If you are a first-timer at the Etape, and a relatively inexperienced cyclist, this training guide is for you. Follow it carefully and you will give yourself the best possible chance of reaching the finish line on July 9th.

 

Introduction to the Etape du Tour

The Etape du Tour offers amateur riders the opportunity to compete in an actual stage of the Tour de France, under closed-road conditions. This makes it the approximate equivalent of playing football on the hallowed turf of one of the world’s most famous stadiums. The event thus attracts many people who wouldn’t normally participate in a cycling race, but are keen to experience at least once what they see on their televisions in July every year. If you are one of these, you are right: it’s a fantastic, unforgettable experience!

The Etape is always one of the mountain stages of the current year’s Tour, including iconic climbs and stunning scenery in a route that is already tough for the professionals and is extremely challenging for those unaccustomed to cycling in the mountains. The 2023 route includes four medium-sized climbs and two major ones, with as many descents. There’s relatively little flat road. Watch the video here for our presentation of the course.

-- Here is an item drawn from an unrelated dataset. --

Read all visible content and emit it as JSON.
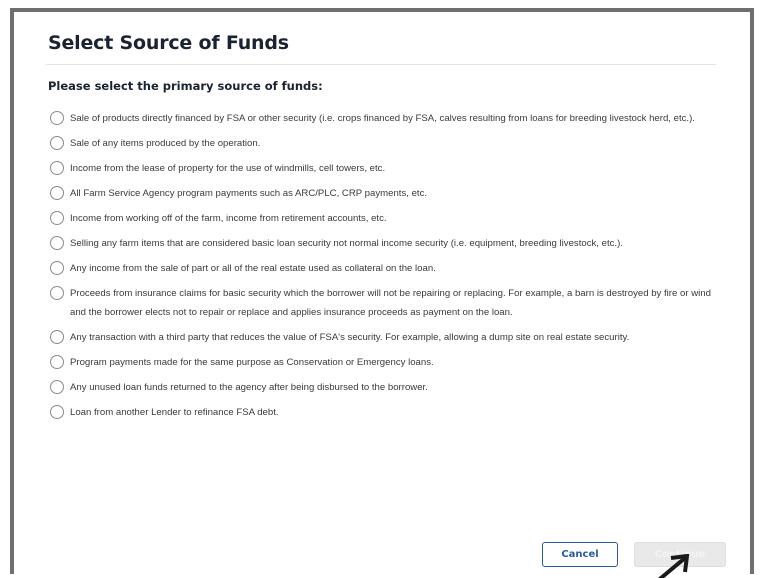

The Etape du Tour is limited to 14,000 participants and always sells out very quickly. The event attracts the best amateur riders from the world over, and competition is fierce. Only the best-trained cyclists can hope to finish anywhere near the podium. Simply to finish is an exploit to be proud of: literally thousands of riders abandon every year.

Don’t let it happen to you!

Read on to learn how to train so that you have the best chance of success on the day. Watch here for a video presentation.

 

1. What does it take to finish the Etape?

Inexperienced riders should expect to take from 9 to 12 hours to finish the 152km and 4,000m of climbing between Annemasse and Morzine. Strong, well-trained amateurs will take from 6 to 8 hours, while the winner will take around 5h15 to 5h30. Note that even for the best, this is twice the time it takes to finish a marathon.

It is a challenging ride by any standards, and especially so if you are relatively new to cycling. Assuming that your goal is essentially to finish, without any particular concern for the time it takes, this is what it will take:

  1. Physical fitness. Don’t underestimate the level of fitness required. You may be fit from another sport, but you will still need to create the specific cycling fitness to make it up all the climbs.
  2. Skills for Alpine descents. Descending is a crucial skill for professionals and amateurs alike, although naturally at different levels. To stay safe, you must learn good descending technique.
  3. Ability to fuel your ride. You will expend an enormous amount of energy riding the Etape. If you don’t develop the ability to fuel your ride you are most unlikely to finish.
  4. Mental strength. For many people, it will be the hardest physical challenge they have ever undertaken. Especially on the final climb, it will take mental strength to keep going when all you want to do is stop.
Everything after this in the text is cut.